1989: Charles Keating and the collapse of Lincoln S&L Keating was convicted of fraudulently marketing junk bonds and making sham deals to manufacture profits. Sentenced to 12 1/2 years, he served less than five. Cost to taxpayers: $3.4 billion, a sum making this the most expensive S&L failure.

1991: BCCI The Bank of Credit & Commerce International got tagged the "Bank for Crooks & Criminals International" after it came crashing down in a money-laundering scandal that disgraced, among others, Clark Clifford, advisor to four Presidents.

1991: Salomon Brothers Trader Paul Mozer violated rules barring one firm from bidding for more than 35% of the securities offered at a Treasury auction. He did four months' time. Salomon came close to bankruptcy. Chairman John Gutfreund resigned.

1995: Nick Leeson and Barings Bank A 28-year-old derivatives trader based in Singapore, Leeson brought down 233-year-old Barings by betting Japanese stocks would rise. He hid his losses--$1.4 billion--for a while but eventually served more than three years in jail.

1995: Bankers Trust Derivatives traders misled clients Gibson Greetings and Procter & Gamble about the risks of exotic contracts they entered into. P&G sustained about $200 million in losses but got most of it back from BT. The Federal Reserve sanctioned the bank.

1997: Walter Forbes Only months after Cendant was formed by the merger of CUC and HFS, cooked books that created more than $500 million in phony profits showed up at CUC. Walter Forbes, head of CUC, has been indicted on fraud charges and faces trial this year.

1997: Columbia/HCA This Nashville company became the target of the largest-ever federal investigation into health-care scams and agreed in 2000 to an $840 million Medicare-fraud settlement. Included was a criminal fine--rare in corporate America--of $95 million.

1998: Waste Management Fighting to keep its reputation as a fast grower, the company engaged in aggressive accounting for years and then tried straight-out books cooking. In 1998 it took a massive charge, restating years of earnings.

1998: Al Dunlap He became famous as "Chainsaw Al" by firing people. But he was then axed at Sunbeam for illicitly manufacturing earnings. He loved overstating revenues--booking sales, for example, on grills neither paid for nor shipped.

1999: Martin Frankel A financier who siphoned off at least $200 million from a series of insurance companies he controlled, Frankel was arrested in Germany four months after going on the lam.
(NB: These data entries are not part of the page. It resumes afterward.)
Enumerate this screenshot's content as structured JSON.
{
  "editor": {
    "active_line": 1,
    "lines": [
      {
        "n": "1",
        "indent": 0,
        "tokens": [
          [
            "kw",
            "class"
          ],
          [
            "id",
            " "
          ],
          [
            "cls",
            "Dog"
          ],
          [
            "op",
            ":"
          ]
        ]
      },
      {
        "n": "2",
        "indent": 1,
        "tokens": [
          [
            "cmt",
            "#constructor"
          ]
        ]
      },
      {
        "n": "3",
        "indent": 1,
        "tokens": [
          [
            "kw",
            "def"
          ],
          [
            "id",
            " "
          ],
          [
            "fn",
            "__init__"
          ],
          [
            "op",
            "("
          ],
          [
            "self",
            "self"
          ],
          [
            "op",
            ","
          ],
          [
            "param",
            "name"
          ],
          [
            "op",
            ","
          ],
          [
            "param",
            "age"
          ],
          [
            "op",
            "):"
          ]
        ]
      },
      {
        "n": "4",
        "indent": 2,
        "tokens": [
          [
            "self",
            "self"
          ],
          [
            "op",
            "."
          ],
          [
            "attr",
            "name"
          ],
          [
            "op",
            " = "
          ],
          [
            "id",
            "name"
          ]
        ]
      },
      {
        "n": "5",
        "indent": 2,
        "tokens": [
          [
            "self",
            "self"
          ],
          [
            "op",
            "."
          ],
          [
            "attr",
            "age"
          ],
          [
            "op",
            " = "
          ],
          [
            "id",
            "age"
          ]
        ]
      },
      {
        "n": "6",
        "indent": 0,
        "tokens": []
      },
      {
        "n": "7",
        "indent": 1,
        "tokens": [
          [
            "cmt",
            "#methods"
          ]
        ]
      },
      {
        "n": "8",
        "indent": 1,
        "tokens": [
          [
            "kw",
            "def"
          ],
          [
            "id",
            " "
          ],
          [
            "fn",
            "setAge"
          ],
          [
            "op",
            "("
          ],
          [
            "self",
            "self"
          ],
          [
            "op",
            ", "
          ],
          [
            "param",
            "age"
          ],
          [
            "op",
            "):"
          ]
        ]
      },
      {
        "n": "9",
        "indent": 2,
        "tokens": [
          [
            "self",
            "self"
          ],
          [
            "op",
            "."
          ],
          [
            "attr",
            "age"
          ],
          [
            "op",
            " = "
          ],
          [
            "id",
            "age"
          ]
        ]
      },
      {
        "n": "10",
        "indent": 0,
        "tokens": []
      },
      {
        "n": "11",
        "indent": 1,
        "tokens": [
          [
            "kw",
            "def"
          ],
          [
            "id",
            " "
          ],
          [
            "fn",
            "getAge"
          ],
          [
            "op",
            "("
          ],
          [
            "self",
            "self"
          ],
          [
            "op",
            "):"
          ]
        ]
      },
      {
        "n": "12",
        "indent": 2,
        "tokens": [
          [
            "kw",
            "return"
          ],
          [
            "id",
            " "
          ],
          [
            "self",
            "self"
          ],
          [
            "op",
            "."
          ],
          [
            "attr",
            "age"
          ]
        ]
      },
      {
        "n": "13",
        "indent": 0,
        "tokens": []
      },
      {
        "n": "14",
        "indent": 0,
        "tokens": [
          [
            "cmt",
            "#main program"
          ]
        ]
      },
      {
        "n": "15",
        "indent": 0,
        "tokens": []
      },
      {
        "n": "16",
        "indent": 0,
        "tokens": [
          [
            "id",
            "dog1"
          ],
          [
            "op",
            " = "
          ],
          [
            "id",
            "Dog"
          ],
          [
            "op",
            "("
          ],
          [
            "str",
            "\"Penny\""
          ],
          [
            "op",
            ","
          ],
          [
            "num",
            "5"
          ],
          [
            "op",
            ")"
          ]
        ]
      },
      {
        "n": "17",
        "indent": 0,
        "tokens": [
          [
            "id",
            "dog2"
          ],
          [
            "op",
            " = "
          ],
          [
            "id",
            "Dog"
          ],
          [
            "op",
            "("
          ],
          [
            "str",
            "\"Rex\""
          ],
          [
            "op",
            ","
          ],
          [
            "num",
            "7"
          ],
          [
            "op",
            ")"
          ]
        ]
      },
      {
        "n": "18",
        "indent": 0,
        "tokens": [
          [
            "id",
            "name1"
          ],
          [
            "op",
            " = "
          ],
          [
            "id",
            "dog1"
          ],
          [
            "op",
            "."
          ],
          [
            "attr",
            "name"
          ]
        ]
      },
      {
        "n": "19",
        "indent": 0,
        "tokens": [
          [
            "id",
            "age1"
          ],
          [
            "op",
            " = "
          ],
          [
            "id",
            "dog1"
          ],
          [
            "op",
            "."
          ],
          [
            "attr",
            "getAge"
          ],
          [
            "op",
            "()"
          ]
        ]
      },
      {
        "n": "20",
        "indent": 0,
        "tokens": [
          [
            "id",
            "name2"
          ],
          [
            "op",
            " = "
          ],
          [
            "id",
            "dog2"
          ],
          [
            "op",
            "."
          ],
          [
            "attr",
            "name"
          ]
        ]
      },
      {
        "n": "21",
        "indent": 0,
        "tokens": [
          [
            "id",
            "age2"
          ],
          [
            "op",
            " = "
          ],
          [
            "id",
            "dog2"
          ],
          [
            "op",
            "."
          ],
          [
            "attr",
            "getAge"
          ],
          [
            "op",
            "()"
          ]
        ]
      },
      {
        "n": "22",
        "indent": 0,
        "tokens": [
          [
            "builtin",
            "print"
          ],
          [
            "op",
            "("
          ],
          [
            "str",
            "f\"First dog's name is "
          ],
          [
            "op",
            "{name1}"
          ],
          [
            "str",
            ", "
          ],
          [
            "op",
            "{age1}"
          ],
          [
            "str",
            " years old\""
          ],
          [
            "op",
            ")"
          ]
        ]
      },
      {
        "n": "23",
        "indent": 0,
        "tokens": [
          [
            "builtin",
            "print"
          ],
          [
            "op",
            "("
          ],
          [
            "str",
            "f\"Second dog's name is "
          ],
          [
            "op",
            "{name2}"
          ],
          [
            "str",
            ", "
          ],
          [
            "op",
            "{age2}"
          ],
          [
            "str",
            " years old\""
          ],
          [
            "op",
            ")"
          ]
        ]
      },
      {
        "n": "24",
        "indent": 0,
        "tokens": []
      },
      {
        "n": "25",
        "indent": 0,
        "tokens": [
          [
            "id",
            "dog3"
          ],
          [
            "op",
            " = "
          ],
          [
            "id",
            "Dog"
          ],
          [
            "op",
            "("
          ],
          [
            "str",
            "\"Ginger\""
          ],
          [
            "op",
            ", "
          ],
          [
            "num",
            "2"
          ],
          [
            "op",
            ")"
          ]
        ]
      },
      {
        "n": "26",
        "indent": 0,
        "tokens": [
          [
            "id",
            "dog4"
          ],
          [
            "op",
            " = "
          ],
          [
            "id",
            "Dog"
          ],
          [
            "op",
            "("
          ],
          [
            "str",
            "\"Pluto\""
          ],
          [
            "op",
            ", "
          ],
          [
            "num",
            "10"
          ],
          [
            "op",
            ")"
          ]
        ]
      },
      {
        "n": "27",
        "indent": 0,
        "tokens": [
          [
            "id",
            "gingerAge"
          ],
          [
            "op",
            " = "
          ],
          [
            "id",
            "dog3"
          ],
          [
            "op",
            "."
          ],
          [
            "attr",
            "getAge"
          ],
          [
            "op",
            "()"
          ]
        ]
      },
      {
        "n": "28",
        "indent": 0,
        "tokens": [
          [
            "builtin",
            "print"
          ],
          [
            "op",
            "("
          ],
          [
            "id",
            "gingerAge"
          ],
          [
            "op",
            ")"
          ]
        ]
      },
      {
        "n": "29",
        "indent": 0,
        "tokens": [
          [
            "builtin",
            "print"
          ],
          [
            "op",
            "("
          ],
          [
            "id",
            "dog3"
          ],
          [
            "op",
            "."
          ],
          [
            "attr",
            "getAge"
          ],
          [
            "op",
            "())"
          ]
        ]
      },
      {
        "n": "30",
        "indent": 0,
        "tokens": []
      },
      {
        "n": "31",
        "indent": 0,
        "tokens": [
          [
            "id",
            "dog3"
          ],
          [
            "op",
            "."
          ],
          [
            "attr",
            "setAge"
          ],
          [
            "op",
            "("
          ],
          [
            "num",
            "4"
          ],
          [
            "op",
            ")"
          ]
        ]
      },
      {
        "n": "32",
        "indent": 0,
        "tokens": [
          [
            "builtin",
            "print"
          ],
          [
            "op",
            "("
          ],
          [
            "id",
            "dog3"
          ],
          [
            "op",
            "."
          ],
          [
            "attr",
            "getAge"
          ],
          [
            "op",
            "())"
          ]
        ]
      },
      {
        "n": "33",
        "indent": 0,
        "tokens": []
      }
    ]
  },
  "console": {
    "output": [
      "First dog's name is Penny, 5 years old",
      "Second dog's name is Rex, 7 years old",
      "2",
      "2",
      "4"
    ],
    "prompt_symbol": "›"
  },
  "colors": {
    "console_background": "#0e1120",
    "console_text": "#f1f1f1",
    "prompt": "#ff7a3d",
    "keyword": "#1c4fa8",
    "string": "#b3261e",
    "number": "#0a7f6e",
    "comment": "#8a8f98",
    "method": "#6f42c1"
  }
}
Now jailed in Rhode Island--no bail for this guy--he awaits trial on charges of fraud and conspiracy.

2000: Sotheby's and Al Taubman The world's elite were ripped off by years of price-fixing on the part of those supposed bitter competitors, auction houses Sotheby's and Christie's. Sotheby's chairman, Taubman, was found guilty of conspiracy last year. He is yet to be sentenced.